|Precursors of addiction|
|Genetic and environmental influences on adolescent drug use|
Edward R. Winstead
October 27, 2000
Saying no to drugs during adolescence lessens the likelihood of addiction later in life. Conversely, starting drug use in adolescence is a predictor of drug use in adulthood. Relatively few studies have investigated the environmental and genetic risk factors involved in teenager drug use compared to those in adults. This month, researchers report new findings from a longitudinal study tracking drug use and abuse in a population of Minnesota adolescents.
Researchers at the University of Minnesota analyzed data on the use of legal (tobacco) and illegal substances (marijuana and amphetamines) in a sample of 17-year-old twins. The researchers found that behavioral differences among the group were more likely to be due to environmental factors than to genetic factors. By statistical measures, genes were a significant factor in tobacco use and nicotine dependence but not in the use of illegal drugs. This statistical difference may reflect the relative difficulty of obtaining illegal versus legal substances.
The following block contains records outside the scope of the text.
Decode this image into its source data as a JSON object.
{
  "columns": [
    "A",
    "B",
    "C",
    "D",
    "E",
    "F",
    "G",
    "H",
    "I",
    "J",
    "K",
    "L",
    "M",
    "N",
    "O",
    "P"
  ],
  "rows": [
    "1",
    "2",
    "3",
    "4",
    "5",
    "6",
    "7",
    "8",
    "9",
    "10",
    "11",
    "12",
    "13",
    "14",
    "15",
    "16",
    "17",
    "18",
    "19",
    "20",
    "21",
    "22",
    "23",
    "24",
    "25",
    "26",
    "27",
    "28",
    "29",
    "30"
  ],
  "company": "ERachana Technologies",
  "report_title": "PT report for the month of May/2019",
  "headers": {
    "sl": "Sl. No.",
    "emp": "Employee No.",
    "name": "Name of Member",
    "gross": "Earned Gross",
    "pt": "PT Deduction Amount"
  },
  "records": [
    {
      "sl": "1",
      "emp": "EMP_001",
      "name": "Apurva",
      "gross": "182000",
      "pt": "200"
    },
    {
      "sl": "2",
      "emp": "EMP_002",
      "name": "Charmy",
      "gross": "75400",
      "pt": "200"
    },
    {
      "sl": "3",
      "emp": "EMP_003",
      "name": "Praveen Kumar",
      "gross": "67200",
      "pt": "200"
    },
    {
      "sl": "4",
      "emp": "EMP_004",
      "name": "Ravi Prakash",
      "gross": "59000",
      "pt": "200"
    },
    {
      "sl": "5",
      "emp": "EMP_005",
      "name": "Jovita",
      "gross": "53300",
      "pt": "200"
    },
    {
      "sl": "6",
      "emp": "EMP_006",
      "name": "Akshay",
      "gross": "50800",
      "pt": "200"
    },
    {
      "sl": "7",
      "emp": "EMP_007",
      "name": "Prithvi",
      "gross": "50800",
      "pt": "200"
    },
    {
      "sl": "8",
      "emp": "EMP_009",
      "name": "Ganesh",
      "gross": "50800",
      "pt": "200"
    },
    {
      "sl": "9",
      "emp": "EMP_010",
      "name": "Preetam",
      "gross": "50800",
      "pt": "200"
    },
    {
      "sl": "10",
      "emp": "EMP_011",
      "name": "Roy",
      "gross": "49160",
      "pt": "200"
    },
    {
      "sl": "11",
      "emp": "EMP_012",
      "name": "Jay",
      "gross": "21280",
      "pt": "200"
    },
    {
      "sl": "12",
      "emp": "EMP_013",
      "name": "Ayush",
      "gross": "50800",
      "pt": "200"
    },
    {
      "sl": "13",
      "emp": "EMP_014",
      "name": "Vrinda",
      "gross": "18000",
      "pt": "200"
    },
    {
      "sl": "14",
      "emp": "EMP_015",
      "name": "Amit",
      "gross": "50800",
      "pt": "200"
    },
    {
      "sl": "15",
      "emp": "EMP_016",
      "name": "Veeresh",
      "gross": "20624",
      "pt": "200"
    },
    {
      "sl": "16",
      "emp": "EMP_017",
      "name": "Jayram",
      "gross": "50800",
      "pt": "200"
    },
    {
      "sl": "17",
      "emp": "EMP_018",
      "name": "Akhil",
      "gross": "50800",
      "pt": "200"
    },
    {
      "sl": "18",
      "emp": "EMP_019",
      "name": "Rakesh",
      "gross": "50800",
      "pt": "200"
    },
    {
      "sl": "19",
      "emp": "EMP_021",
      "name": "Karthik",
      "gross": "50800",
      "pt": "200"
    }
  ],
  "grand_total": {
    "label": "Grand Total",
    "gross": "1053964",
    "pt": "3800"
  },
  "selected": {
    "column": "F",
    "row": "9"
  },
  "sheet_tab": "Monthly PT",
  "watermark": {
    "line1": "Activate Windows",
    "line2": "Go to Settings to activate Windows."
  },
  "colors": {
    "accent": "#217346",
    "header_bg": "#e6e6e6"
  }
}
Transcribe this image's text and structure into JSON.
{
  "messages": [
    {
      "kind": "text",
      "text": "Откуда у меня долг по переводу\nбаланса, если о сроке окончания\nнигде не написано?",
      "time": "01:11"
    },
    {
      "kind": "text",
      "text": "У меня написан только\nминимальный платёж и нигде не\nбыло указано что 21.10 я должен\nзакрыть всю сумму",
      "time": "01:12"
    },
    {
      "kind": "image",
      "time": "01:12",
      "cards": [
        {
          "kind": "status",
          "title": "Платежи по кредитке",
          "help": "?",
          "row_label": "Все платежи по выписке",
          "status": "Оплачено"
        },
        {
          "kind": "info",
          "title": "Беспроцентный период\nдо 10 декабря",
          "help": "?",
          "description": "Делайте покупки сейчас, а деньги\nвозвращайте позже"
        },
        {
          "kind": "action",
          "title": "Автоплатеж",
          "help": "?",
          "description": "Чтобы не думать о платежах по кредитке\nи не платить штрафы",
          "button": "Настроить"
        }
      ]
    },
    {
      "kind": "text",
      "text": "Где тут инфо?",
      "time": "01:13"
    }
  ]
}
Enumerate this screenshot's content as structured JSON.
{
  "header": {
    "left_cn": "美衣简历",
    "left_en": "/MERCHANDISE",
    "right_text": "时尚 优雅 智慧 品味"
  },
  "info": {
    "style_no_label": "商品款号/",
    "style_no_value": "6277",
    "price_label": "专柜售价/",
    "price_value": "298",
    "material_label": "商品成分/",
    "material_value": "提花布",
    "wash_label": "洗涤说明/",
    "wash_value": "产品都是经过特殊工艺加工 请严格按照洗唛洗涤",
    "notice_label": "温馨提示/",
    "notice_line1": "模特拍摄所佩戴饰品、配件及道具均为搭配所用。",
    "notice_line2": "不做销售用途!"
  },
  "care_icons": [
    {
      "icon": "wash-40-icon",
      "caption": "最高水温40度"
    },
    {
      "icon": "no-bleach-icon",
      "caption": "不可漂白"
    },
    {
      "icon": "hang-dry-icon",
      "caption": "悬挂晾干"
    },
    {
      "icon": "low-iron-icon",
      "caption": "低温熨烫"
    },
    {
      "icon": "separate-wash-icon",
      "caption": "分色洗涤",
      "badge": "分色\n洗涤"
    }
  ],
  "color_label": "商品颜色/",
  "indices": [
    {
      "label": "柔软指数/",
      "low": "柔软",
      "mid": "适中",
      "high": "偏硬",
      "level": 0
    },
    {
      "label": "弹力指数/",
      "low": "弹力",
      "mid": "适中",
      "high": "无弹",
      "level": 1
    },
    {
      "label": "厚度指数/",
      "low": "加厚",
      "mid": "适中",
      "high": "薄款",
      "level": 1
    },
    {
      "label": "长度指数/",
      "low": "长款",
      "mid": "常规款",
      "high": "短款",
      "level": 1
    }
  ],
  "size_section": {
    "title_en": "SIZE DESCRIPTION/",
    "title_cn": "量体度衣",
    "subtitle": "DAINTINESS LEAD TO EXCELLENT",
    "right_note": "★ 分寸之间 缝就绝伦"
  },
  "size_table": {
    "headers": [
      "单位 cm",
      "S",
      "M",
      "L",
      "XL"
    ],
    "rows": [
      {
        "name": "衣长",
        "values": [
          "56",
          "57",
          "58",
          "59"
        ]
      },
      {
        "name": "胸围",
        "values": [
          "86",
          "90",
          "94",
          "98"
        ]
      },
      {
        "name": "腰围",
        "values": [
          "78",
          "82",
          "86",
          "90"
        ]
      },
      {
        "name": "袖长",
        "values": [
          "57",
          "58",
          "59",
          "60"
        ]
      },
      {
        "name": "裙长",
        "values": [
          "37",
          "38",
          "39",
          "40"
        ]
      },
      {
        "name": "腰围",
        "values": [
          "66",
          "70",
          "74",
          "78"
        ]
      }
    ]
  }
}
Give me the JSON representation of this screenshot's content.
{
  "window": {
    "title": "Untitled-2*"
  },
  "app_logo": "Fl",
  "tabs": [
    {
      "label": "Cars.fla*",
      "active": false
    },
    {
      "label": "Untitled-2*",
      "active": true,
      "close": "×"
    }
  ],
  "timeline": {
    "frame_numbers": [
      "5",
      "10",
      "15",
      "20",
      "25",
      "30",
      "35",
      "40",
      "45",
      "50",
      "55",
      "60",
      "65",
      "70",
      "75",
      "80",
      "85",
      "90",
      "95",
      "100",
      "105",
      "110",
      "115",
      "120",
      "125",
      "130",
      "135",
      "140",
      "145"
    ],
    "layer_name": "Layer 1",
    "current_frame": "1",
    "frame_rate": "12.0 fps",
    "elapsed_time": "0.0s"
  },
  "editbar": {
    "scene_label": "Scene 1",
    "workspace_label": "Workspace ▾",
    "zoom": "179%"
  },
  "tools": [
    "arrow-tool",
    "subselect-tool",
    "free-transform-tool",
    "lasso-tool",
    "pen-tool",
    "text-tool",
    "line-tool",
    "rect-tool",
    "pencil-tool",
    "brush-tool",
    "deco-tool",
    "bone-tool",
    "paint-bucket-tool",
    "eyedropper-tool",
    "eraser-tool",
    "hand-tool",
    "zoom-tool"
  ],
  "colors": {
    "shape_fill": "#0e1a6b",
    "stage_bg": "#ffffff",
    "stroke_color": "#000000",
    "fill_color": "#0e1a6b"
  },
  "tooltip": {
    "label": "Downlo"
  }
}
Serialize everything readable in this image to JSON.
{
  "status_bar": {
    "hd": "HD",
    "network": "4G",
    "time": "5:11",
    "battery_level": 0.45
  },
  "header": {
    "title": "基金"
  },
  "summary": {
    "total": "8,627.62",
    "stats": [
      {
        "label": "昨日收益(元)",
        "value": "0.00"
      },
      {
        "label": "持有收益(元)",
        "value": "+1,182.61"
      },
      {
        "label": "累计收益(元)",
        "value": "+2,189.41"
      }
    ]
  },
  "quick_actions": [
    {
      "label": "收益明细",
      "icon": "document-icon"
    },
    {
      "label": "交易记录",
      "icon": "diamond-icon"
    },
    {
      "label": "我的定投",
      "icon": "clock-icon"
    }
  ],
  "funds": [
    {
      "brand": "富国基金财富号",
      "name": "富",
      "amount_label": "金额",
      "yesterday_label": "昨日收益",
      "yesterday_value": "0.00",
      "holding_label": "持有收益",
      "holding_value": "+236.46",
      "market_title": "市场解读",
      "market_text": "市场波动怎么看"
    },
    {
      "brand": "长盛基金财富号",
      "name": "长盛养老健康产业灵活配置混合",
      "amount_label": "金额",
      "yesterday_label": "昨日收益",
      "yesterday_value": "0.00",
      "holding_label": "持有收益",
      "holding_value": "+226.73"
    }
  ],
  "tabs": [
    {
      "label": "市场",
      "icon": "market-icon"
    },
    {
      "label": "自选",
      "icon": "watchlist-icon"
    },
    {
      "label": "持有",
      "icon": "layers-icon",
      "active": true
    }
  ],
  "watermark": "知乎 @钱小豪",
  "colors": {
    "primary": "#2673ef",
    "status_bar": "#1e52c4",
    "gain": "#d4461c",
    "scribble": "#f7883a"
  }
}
Matt McGue, of the Department of Psychology at the University of Minnesota, led the research. McGue and colleagues write in their paper: "The most striking finding in our study was that shared environmental factors (e.g., sharing a household where drugs are available through parents or siblings or sharing the same circle of acquaintances) seem to exert a considerable influence on illicit drug use and abuse in adolescence." The paper appeared in a recent issue of the American Journal of Medical Genetics.
The finding of modest genetic and strong environmental influences on substance use in this population may not be the whole story. Research on substance abuse in adults suggests that genetic influences may become stronger over time. "We expect that some of the adolescents we classified as 'unaffected' at age 17 will ultimately be affected by a substance disorder once they pass completely through the period of greatest risk," the authors write. Future evaluations of the data may "substantially change the relative contributions of genetic and environmental factors that we have reported here." (Preliminary data on twins who are now 20 years old is consistent with this expectation, according to the paper.)
The researchers hypothesized that sex differences might be a factor in the results. In general, there were no significant differences between the sexes or between fraternal and identical twins. "There was no evidence that gender moderated the strength of genetic influences," the authors write. The sample included 289 sets of male twins and 337 sets of female twins.
The current data are consistent with findings published last year by the Minnesota researchers using a subset of this population of twins. The finding of significant environmental influences on teenage drug use, the researchers concluded, "underscores the importance of intervention on early adolescent substance use."
The data are also consistent with those published last year by researchers at Virginia Commonwealth University. The Virginia team analyzed data on a younger population (twins aged 8 to 16). The study found that genetic factors explained a significant proportion of the variation in the use of tobacco, alcohol, and other drugs. In the Journal of Studies on Alcohol, the researchers wrote: "Shared environmental factors contributed significantly to lifetime alcohol use and other drug use."